The date of the Angle Hall dovecote has been put at the twelfth or thirteenth century, and, with the exception of the rather large doorway, everything about the building points to its great age. Angle Castle, of which ruins still remain some hundred yards away, was, from 1215, inhabited for nearly two centuries and a half by the De Angulo and Shirburn families. In 1447 Edward de Shirburn dedicated to St. Anthony a little chapel which still stands in the churchyard.

Dovecotes rather similar in plan and general detail to the Angle specimen - always excepting the unusual outside holes - are to be seen at the castles of Oxwich and Manorbeer. At a farmhouse called the Vann, beside Caerphilly Castle, is a fine example containing twenty tiers of-nest-holes, fifty in a tier.
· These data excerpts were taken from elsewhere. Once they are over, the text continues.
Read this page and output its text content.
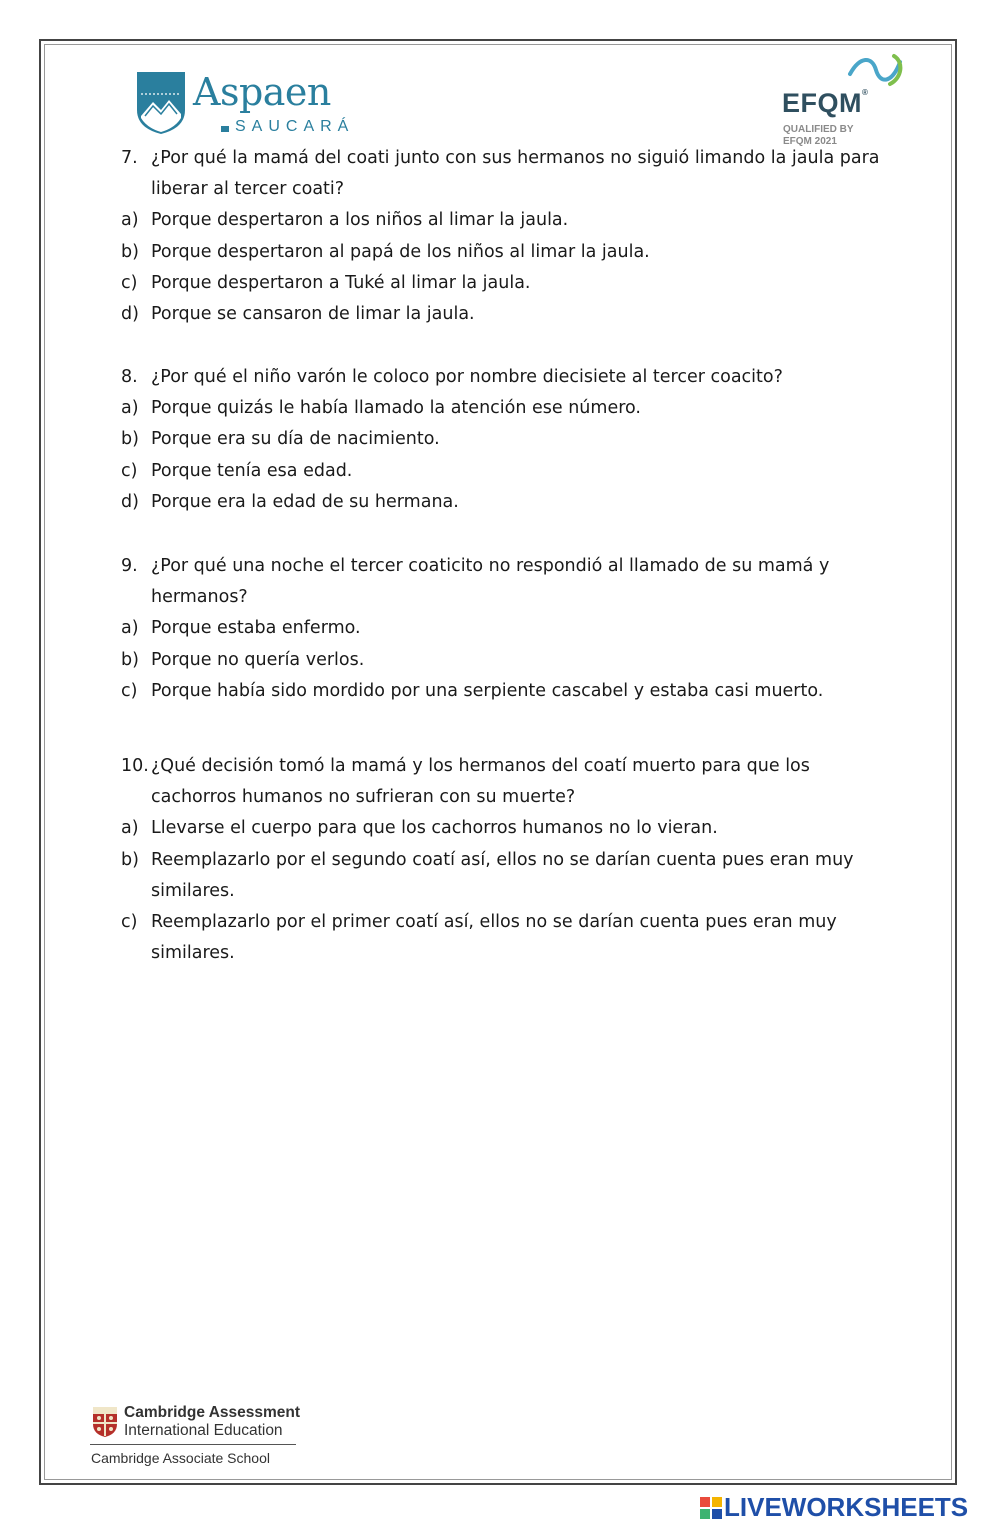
Aspaen
SAUCARÁ
EFQM®
QUALIFIED BY EFQM 2021
7. ¿Por qué la mamá del coati junto con sus hermanos no siguió limando la jaula para
liberar al tercer coati?
a) Porque despertaron a los niños al limar la jaula.
b) Porque despertaron al papá de los niños al limar la jaula.
c) Porque despertaron a Tuké al limar la jaula.
d) Porque se cansaron de limar la jaula.
8. ¿Por qué el niño varón le coloco por nombre diecisiete al tercer coacito?
a) Porque quizás le había llamado la atención ese número.
b) Porque era su día de nacimiento.
c) Porque tenía esa edad.
d) Porque era la edad de su hermana.
9. ¿Por qué una noche el tercer coaticito no respondió al llamado de su mamá y
hermanos?
a) Porque estaba enfermo.
b) Porque no quería verlos.
c) Porque había sido mordido por una serpiente cascabel y estaba casi muerto.
10. ¿Qué decisión tomó la mamá y los hermanos del coatí muerto para que los
cachorros humanos no sufrieran con su muerte?
a) Llevarse el cuerpo para que los cachorros humanos no lo vieran.
b) Reemplazarlo por el segundo coatí así, ellos no se darían cuenta pues eran muy
similares.
c) Reemplazarlo por el primer coatí así, ellos no se darían cuenta pues eran muy
similares.
Cambridge Assessment
International Education
Cambridge Associate School
LIVEWORKSHEETS
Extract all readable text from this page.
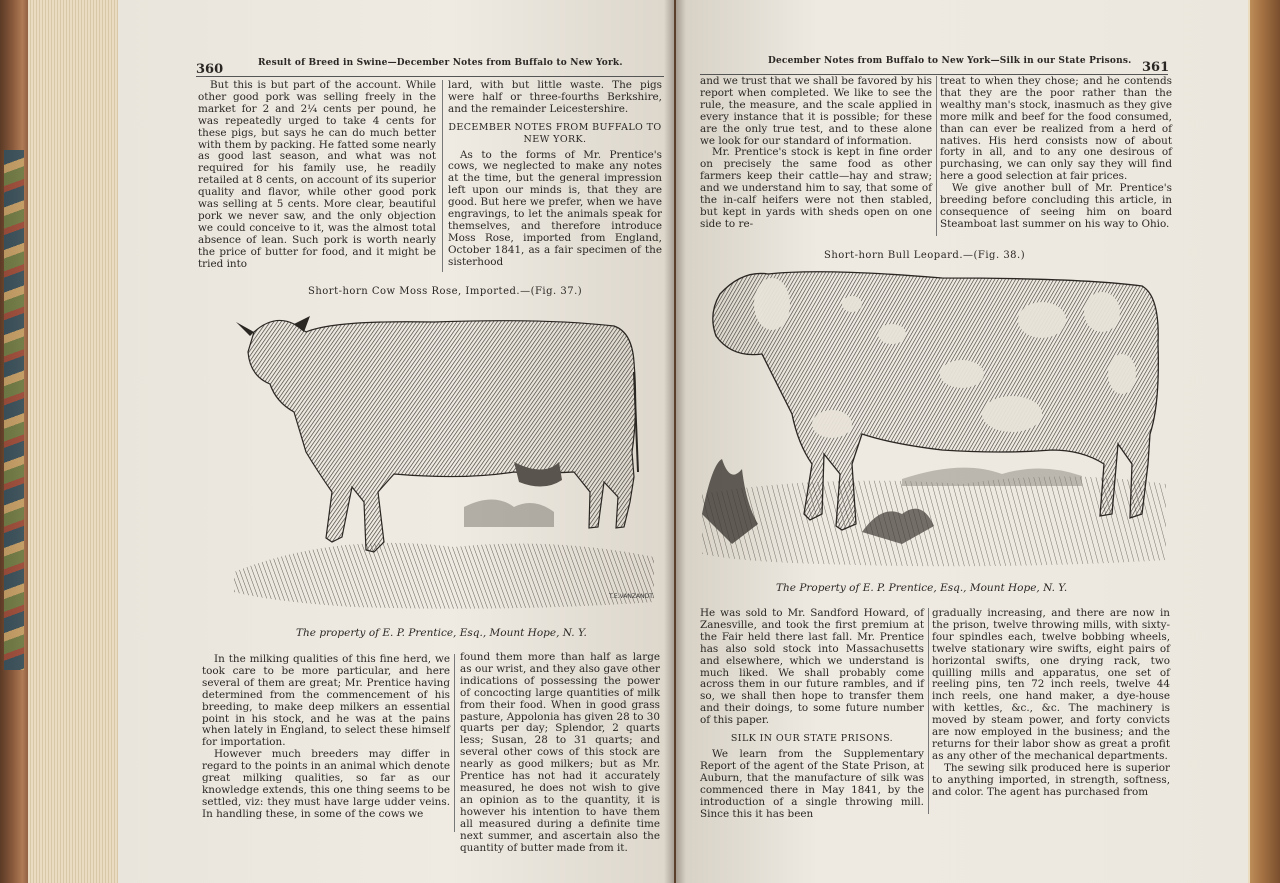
360	Result of Breed in Swine—December Notes from Buffalo to New York.

But this is but part of the account. While other good pork was selling freely in the market for 2 and 2¼ cents per pound, he was repeatedly urged to take 4 cents for these pigs, but says he can do much better with them by packing. He fatted some nearly as good last season, and what was not required for his family use, he readily retailed at 8 cents, on account of its superior quality and flavor, while other good pork was selling at 5 cents. More clear, beautiful pork we never saw, and the only objection we could conceive to it, was the almost total absence of lean. Such pork is worth nearly the price of butter for food, and it might be tried into

lard, with but little waste. The pigs were half or three-fourths Berkshire, and the remainder Leicestershire.

DECEMBER NOTES FROM BUFFALO TO NEW YORK.

As to the forms of Mr. Prentice's cows, we neglected to make any notes at the time, but the general impression left upon our minds is, that they are good. But here we prefer, when we have engravings, to let the animals speak for themselves, and therefore introduce Moss Rose, imported from England, October 1841, as a fair specimen of the sisterhood

Short-horn Cow Moss Rose, Imported.—(Fig. 37.)
T.E.VANZANDT.
The property of E. P. Prentice, Esq., Mount Hope, N. Y.

In the milking qualities of this fine herd, we took care to be more particular, and here several of them are great; Mr. Prentice having determined from the commencement of his breeding, to make deep milkers an essential point in his stock, and he was at the pains when lately in England, to select these himself for importation.

However much breeders may differ in regard to the points in an animal which denote great milking qualities, so far as our knowledge extends, this one thing seems to be settled, viz: they must have large udder veins. In handling these, in some of the cows we

found them more than half as large as our wrist, and they also gave other indications of possessing the power of concocting large quantities of milk from their food. When in good grass pasture, Appolonia has given 28 to 30 quarts per day; Splendor, 2 quarts less; Susan, 28 to 31 quarts; and several other cows of this stock are nearly as good milkers; but as Mr. Prentice has not had it accurately measured, he does not wish to give an opinion as to the quantity, it is however his intention to have them all measured during a definite time next summer, and ascertain also the quantity of butter made from it.

December Notes from Buffalo to New York—Silk in our State Prisons. 361

and we trust that we shall be favored by his report when completed. We like to see the rule, the measure, and the scale applied in every instance that it is possible; for these are the only true test, and to these alone we look for our standard of information.

Mr. Prentice's stock is kept in fine order on precisely the same food as other farmers keep their cattle—hay and straw; and we understand him to say, that some of the in-calf heifers were not then stabled, but kept in yards with sheds open on one side to re-

treat to when they chose; and he contends that they are the poor rather than the wealthy man's stock, inasmuch as they give more milk and beef for the food consumed, than can ever be realized from a herd of natives. His herd consists now of about forty in all, and to any one desirous of purchasing, we can only say they will find here a good selection at fair prices.

We give another bull of Mr. Prentice's breeding before concluding this article, in consequence of seeing him on board Steamboat last summer on his way to Ohio.

Short-horn Bull Leopard.—(Fig. 38.)
The Property of E. P. Prentice, Esq., Mount Hope, N. Y.

He was sold to Mr. Sandford Howard, of Zanesville, and took the first premium at the Fair held there last fall. Mr. Prentice has also sold stock into Massachusetts and elsewhere, which we understand is much liked. We shall probably come across them in our future rambles, and if so, we shall then hope to transfer them and their doings, to some future number of this paper.

SILK IN OUR STATE PRISONS.

We learn from the Supplementary Report of the agent of the State Prison, at Auburn, that the manufacture of silk was commenced there in May 1841, by the introduction of a single throwing mill. Since this it has been

gradually increasing, and there are now in the prison, twelve throwing mills, with sixty-four spindles each, twelve bobbing wheels, twelve stationary wire swifts, eight pairs of horizontal swifts, one drying rack, two quilling mills and apparatus, one set of reeling pins, ten 72 inch reels, twelve 44 inch reels, one hand maker, a dye-house with kettles, &c., &c. The machinery is moved by steam power, and forty convicts are now employed in the business; and the returns for their labor show as great a profit as any other of the mechanical departments.

The sewing silk produced here is superior to anything imported, in strength, softness, and color. The agent has purchased from
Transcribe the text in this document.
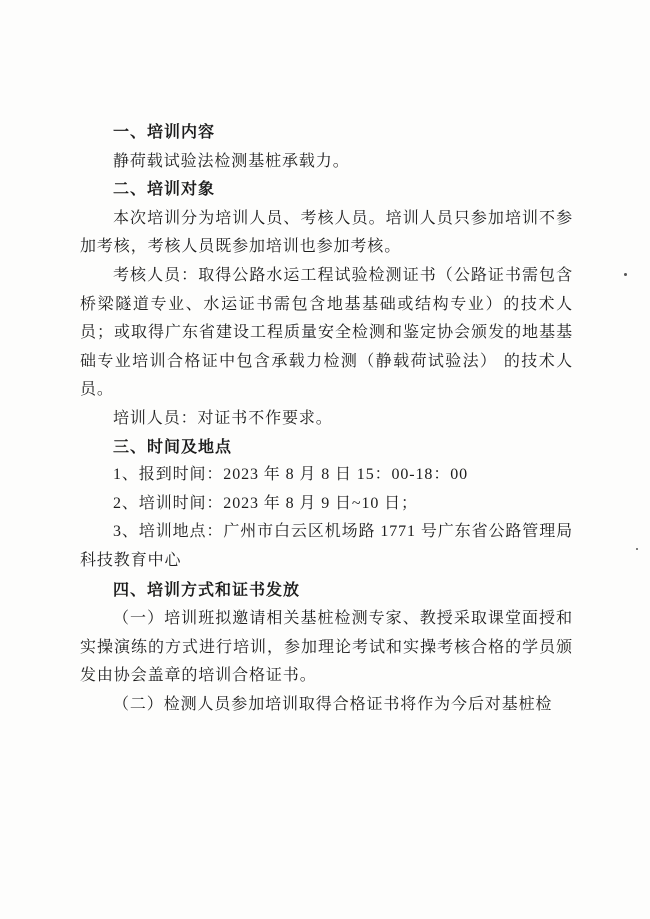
一、培训内容

静荷载试验法检测基桩承载力。

二、培训对象

本次培训分为培训人员、考核人员。培训人员只参加培训不参加考核，考核人员既参加培训也参加考核。

考核人员：取得公路水运工程试验检测证书（公路证书需包含桥梁隧道专业、水运证书需包含地基基础或结构专业）的技术人员；或取得广东省建设工程质量安全检测和鉴定协会颁发的地基基础专业培训合格证中包含承载力检测（静载荷试验法） 的技术人员。

培训人员：对证书不作要求。

三、时间及地点

1、报到时间：2023 年 8 月 8 日 15：00-18：00

2、培训时间：2023 年 8 月 9 日~10 日；

3、培训地点：广州市白云区机场路 1771 号广东省公路管理局科技教育中心

四、培训方式和证书发放

（一）培训班拟邀请相关基桩检测专家、教授采取课堂面授和实操演练的方式进行培训，参加理论考试和实操考核合格的学员颁发由协会盖章的培训合格证书。

（二）检测人员参加培训取得合格证书将作为今后对基桩检
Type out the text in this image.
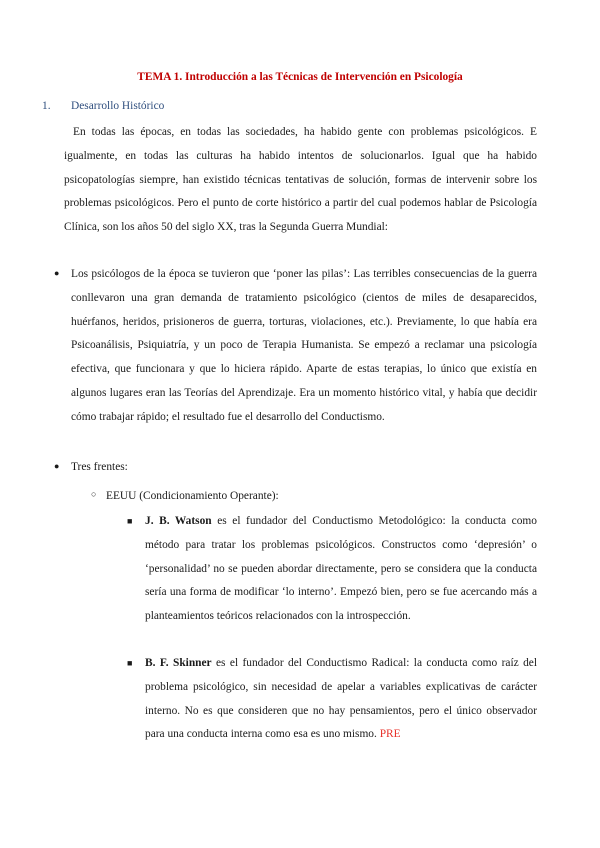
TEMA 1. Introducción a las Técnicas de Intervención en Psicología
1. Desarrollo Histórico

En todas las épocas, en todas las sociedades, ha habido gente con problemas psicológicos. E igualmente, en todas las culturas ha habido intentos de solucionarlos. Igual que ha habido psicopatologías siempre, han existido técnicas tentativas de solución, formas de intervenir sobre los problemas psicológicos. Pero el punto de corte histórico a partir del cual podemos hablar de Psicología Clínica, son los años 50 del siglo XX, tras la Segunda Guerra Mundial:

● Los psicólogos de la época se tuvieron que ‘poner las pilas’: Las terribles consecuencias de la guerra conllevaron una gran demanda de tratamiento psicológico (cientos de miles de desaparecidos, huérfanos, heridos, prisioneros de guerra, torturas, violaciones, etc.). Previamente, lo que había era Psicoanálisis, Psiquiatría, y un poco de Terapia Humanista. Se empezó a reclamar una psicología efectiva, que funcionara y que lo hiciera rápido. Aparte de estas terapias, lo único que existía en algunos lugares eran las Teorías del Aprendizaje. Era un momento histórico vital, y había que decidir cómo trabajar rápido; el resultado fue el desarrollo del Conductismo.
● Tres frentes:
○ EEUU (Condicionamiento Operante):
■ J. B. Watson es el fundador del Conductismo Metodológico: la conducta como método para tratar los problemas psicológicos. Constructos como ‘depresión’ o ‘personalidad’ no se pueden abordar directamente, pero se considera que la conducta sería una forma de modificar ‘lo interno’. Empezó bien, pero se fue acercando más a planteamientos teóricos relacionados con la introspección.
■ B. F. Skinner es el fundador del Conductismo Radical: la conducta como raíz del problema psicológico, sin necesidad de apelar a variables explicativas de carácter interno. No es que consideren que no hay pensamientos, pero el único observador para una conducta interna como esa es uno mismo. PRE
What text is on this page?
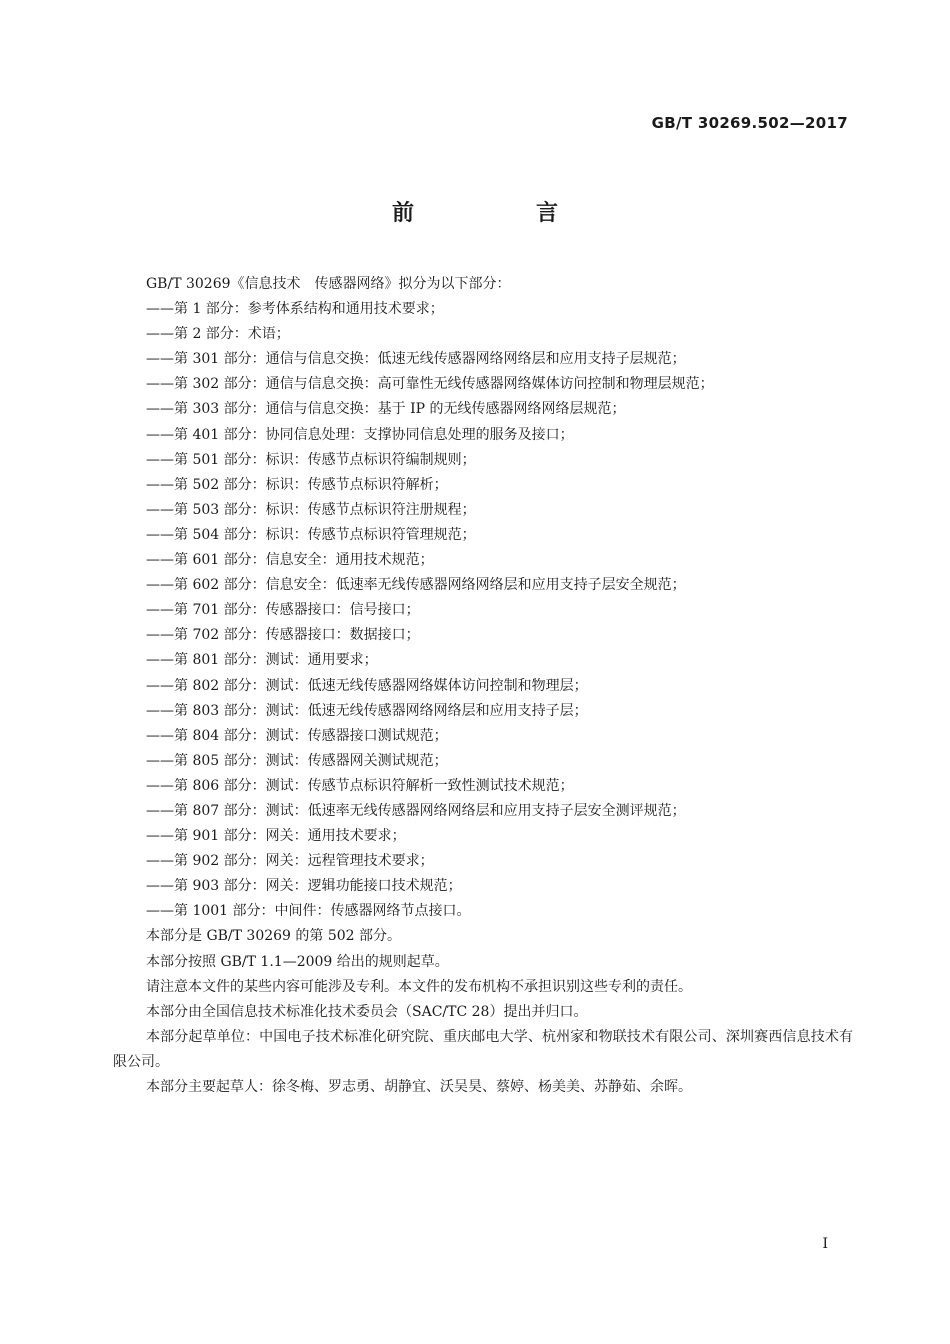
GB/T 30269.502—2017
前　言
GB/T 30269《信息技术　传感器网络》拟分为以下部分：
——第 1 部分：参考体系结构和通用技术要求；
——第 2 部分：术语；
——第 301 部分：通信与信息交换：低速无线传感器网络网络层和应用支持子层规范；
——第 302 部分：通信与信息交换：高可靠性无线传感器网络媒体访问控制和物理层规范；
——第 303 部分：通信与信息交换：基于 IP 的无线传感器网络网络层规范；
——第 401 部分：协同信息处理：支撑协同信息处理的服务及接口；
——第 501 部分：标识：传感节点标识符编制规则；
——第 502 部分：标识：传感节点标识符解析；
——第 503 部分：标识：传感节点标识符注册规程；
——第 504 部分：标识：传感节点标识符管理规范；
——第 601 部分：信息安全：通用技术规范；
——第 602 部分：信息安全：低速率无线传感器网络网络层和应用支持子层安全规范；
——第 701 部分：传感器接口：信号接口；
——第 702 部分：传感器接口：数据接口；
——第 801 部分：测试：通用要求；
——第 802 部分：测试：低速无线传感器网络媒体访问控制和物理层；
——第 803 部分：测试：低速无线传感器网络网络层和应用支持子层；
——第 804 部分：测试：传感器接口测试规范；
——第 805 部分：测试：传感器网关测试规范；
——第 806 部分：测试：传感节点标识符解析一致性测试技术规范；
——第 807 部分：测试：低速率无线传感器网络网络层和应用支持子层安全测评规范；
——第 901 部分：网关：通用技术要求；
——第 902 部分：网关：远程管理技术要求；
——第 903 部分：网关：逻辑功能接口技术规范；
——第 1001 部分：中间件：传感器网络节点接口。
本部分是 GB/T 30269 的第 502 部分。
本部分按照 GB/T 1.1—2009 给出的规则起草。
请注意本文件的某些内容可能涉及专利。本文件的发布机构不承担识别这些专利的责任。
本部分由全国信息技术标准化技术委员会（SAC/TC 28）提出并归口。
本部分起草单位：中国电子技术标准化研究院、重庆邮电大学、杭州家和物联技术有限公司、深圳赛西信息技术有限公司。
本部分主要起草人：徐冬梅、罗志勇、胡静宜、沃吴昊、蔡婷、杨美美、苏静茹、余晖。
I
At Ewenny Priory, near Bridgend, one of the most interesting buildings in Wales, and also one of the least known, we find a dovecote in an unexpected place. The Priory Church offers the rare example of a fortified religious building of pure Norman architecture. In a tower in the line of the former fortifications there may now be seen a pigeon-house, fitted with L-shaped nest-holes, the inner arms of which are unusually short and turn to the right in every case. The room's internal measurements are twenty-five by fifteen feet.

Passing from South Wales to the northern corner of the Principality, we pause before a dovecote in the island of Anglesea - at Penmon Priory. It is a stone building about twenty feet square, but covered with a circular stone roof. The transition from square walls to circular roof is ingeniously effected by the arrangement of the horizontal stones of which the roof is formed; these being so laid that finally a central aperture is left. Over this is now a cupola, probably a later addition.

A square dovecote offers no great prospect of a potence to be seen inside; and here there is none in the stricter application of the term. But its place is adequately taken by a central stone pillar, fitted to a considerable height with projecting stone steps which gave an easy access to the nests. The building probably dates from about the time of Henry VIII.

In the same district, at Llaneugraid, is a good Elizabethan dovecote, forming the upper story to an open shelter below. It is four-gabled, with a cupola to match; is lighted by diamond-shaped windows, and has a string-course round the walls. Inside there are about one hundred nests.

Before closing this somewhat inadequate description of a few Welsh dovecotes-all that space permits - a word is due to one example long since passed away. Were it in place today it would almost certainly enjoy the distinction of being the only pentagonal specimen in the kingdom.

This building once stood in the courtyard of Holt Castle, Denbighshire. The fortress was itself five-sided, and the dovecote was no doubt designed to be in keeping with the whole. A ground-plan of the castle, dated 1620, shows a five-sided building marked "Dovecote" in the courtyard, and a note records it as a "decayd doue-house fiue square."